Una semana después del terremoto que asoló Haití, cientos de miles de ciudadanos siguen en las calles, durmiendo y defecando en campamentos improvisados, dejados de la mano de Dios, el Gobierno y la ONU.
Muchos solo han tenido derecho a un plato de arroz en una semana. «Somos todos cristianos, no somos animales. ¿No es inhumano que me veas así, vestido con la ropa que llevaba el día del terremoto? Un plato de arroz con un trozo de pollo es todo lo que me han dado, y hace ya dos días», se lamenta Juin Williams, de 28 años, padre de una niña de uno.
Williams es uno de los invasores de los jardines de la Primature, la sede del primer ministro que fue literalmente tomada por miles de personas que aquel día salieron de casa con lo puesto. Casi todos aquí son de clase media o acomodada, que se vieron sin nada de la noche a la mañana.
No hay en Puerto Príncipe jardín, plaza o patio que no se haya convertido en refugio para los vecinos que se quedaron sin casa, y que se calculan en un millón y medio en un país de nueve millones de habitantes.
Los primeros días, las calles de la capital olían a muerto; ahora huelen a basura no recogida, a gasolina mal quemada, a fogatas y a polvo suspendido en el aire de las toneladas de escombros removidas en busca de vida o cadáveres.

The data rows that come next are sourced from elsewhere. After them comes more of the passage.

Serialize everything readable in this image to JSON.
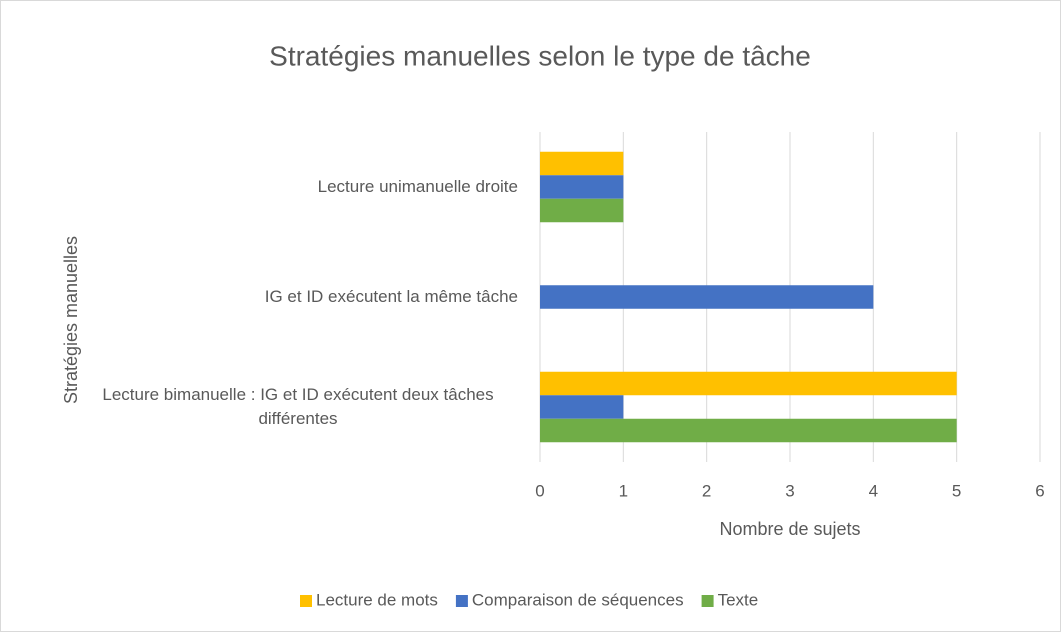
{
  "chart_data": {
    "type": "bar",
    "orientation": "horizontal",
    "title": "Stratégies manuelles selon le type de tâche",
    "x_label": "Nombre de sujets",
    "y_label": "Stratégies manuelles",
    "categories": [
      "Lecture unimanuelle droite",
      "IG et ID exécutent la même tâche",
      "Lecture bimanuelle : IG et ID exécutent deux tâches différentes"
    ],
    "series": [
      {
        "name": "Lecture de mots",
        "color": "#FFC000",
        "values": [
          1,
          0,
          5
        ]
      },
      {
        "name": "Comparaison de séquences",
        "color": "#4472C4",
        "values": [
          1,
          4,
          1
        ]
      },
      {
        "name": "Texte",
        "color": "#70AD47",
        "values": [
          1,
          0,
          5
        ]
      }
    ],
    "xlim": [
      0,
      6
    ],
    "xticks": [
      0,
      1,
      2,
      3,
      4,
      5,
      6
    ],
    "grid": true,
    "legend": "bottom"
  }
}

Algunos supervivientes siguen apareciendo, gracias a bolsas de aire creadas entre las ruinas, pero la mayor parte de las veces los rescatistas se encuentran con cuerpos endurecidos y hediondos, que son trasladados en humildes carretillas hasta alguna fosa común donde ya descansan 75.000 almas.
Muchos jóvenes observan expectantes el desescombro de bancos o supermercados para hacerse con dinero, tarjetas de teléfono o productos de consumo en cada hueco que abren las excavadoras, y a veces la Policía tiene que intervenir para proteger lo último que queda de valor entre las ruinas.
Los saqueos no han sido tan abundantes como han mostrado algunos medios: el centro de la ciudad ha sido durante varias tardes una especie de parque temático donde fotógrafos retrataban a primera hora de la tarde a jóvenes descamisados disputándose con palos una camiseta o un paraguas, pero la resignación ha sido la tónica en la mayor parte de la urbe.
«No ha habido saqueos generalizados ni bandas de jóvenes atacando y controlando la ciudad, como algunos medios han difundido de forma irresponsable», se lamentaba el jefe interino de la misión para Naciones Unidas en Haití, Edmond Mulet, nombrado al morir en el seísmo el titular, Hedi Annabi.
En el país más pobre de América las desgracias suelen golpear a los más desfavorecidos, pero este terremoto fue más democrático al sepultar a pobres y ricos, diplomáticos y parados, hoteles de lujo y viviendas de barro. «La realidad del desastre es algo inimaginable, es como un bombardeo de una semana entera sobre la población civil. Hasta los perros dejaron de ladrar durante tres días», declaró el primer ministro, Jean Max Bellerive, para ilustrar la conmoción que supuso el seísmo.
Siete días después, los perros han vuelto a las calles mugrientas de Puerto Príncipe. Junto a ellos, miles de personas deambulan por las aceras sin rumbo fijo, en busca de un trozo de algo que llevarse a la boca. Pero la ayuda todavía no se distribuye con eficacia.